Meet Fr Joseph Quigley, creator of Catholic sex education and paedophile


This story, as they say, writes itself. Fr Joseph Quigly, author of the Birmingham Archdiocese's first foray into sex education, All That I Am, explained about it:

"If we talk about sexuality as a gift, clearly we want to introduce them to that at an appropriate level."

Who could possible have imagined that a man who made it his mission to destroy the innocence of children, who planned, designed, imposed and defended the systematic breaking-down of the natural sexual reserve of nine-year-olds -- who could have possibly thought for a moment that such a man might be sadistic paedophile? I suppose we should all have complete confidence that such an astonishing coincidence is just that -- a coincidence -- and that no-one else involved in the demonic project to sexualise our children is also involved in the demonic project of physically abusing them. Because to connect the two things would be ridiculous wouldn't it? No, it would be far more sane to agree with the sex education establishment that to sexualise children in the classroom is actually a protection against sexualisation by paedophiles. In some way they will I'm sure explain very clearly.

Me on LifeSite.

Father Joseph Quigley of the Archdiocese of Birmingham, England was convicted this week of sexual activity with a child, sexual assault, false imprisonment (he liked to lock children in a crypt) and cruelty. One case against him dated from the 1990s, another concerned his actions between 2006 and 2008.

The Archdiocese, headed until 2009 by Vincent Nichols, now the Cardinal Archbishop of Westminster, and since then by Archbishop Bernard Longley, failed to report Quigley to the police when they learned of one set of his crimes in 2008. Instead, they flew him to the United States for “rehabilitation” in a specialist clinic and subsequently allowed him to return to work in the UK.

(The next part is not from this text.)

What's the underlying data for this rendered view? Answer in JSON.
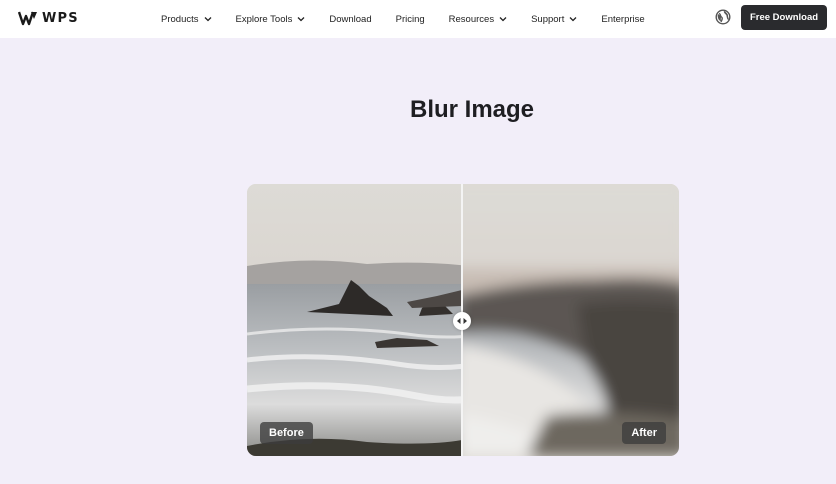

After that, he was supposedly under “restrictions,” but managed somehow to celebrate Mass at a school in 2009, and he was commissioned by the Archdiocese to carry out a school inspection in 2011.

What were they thinking? Well, as a matter of fact, Quigley supposedly had considerable expertise in education. If he had been diagnosed as a “a sexual sadist and voyeur,” what did that matter? Let me quote the report in the UK’s liberal Catholic weekly, The Tablet.

At the time that the first allegations against Quigley were made in 2008, he was both director of education for the Birmingham archdiocese and national adviser on religious education for the Catholic Education Service (CES), of which Archbishop Nichols was chair.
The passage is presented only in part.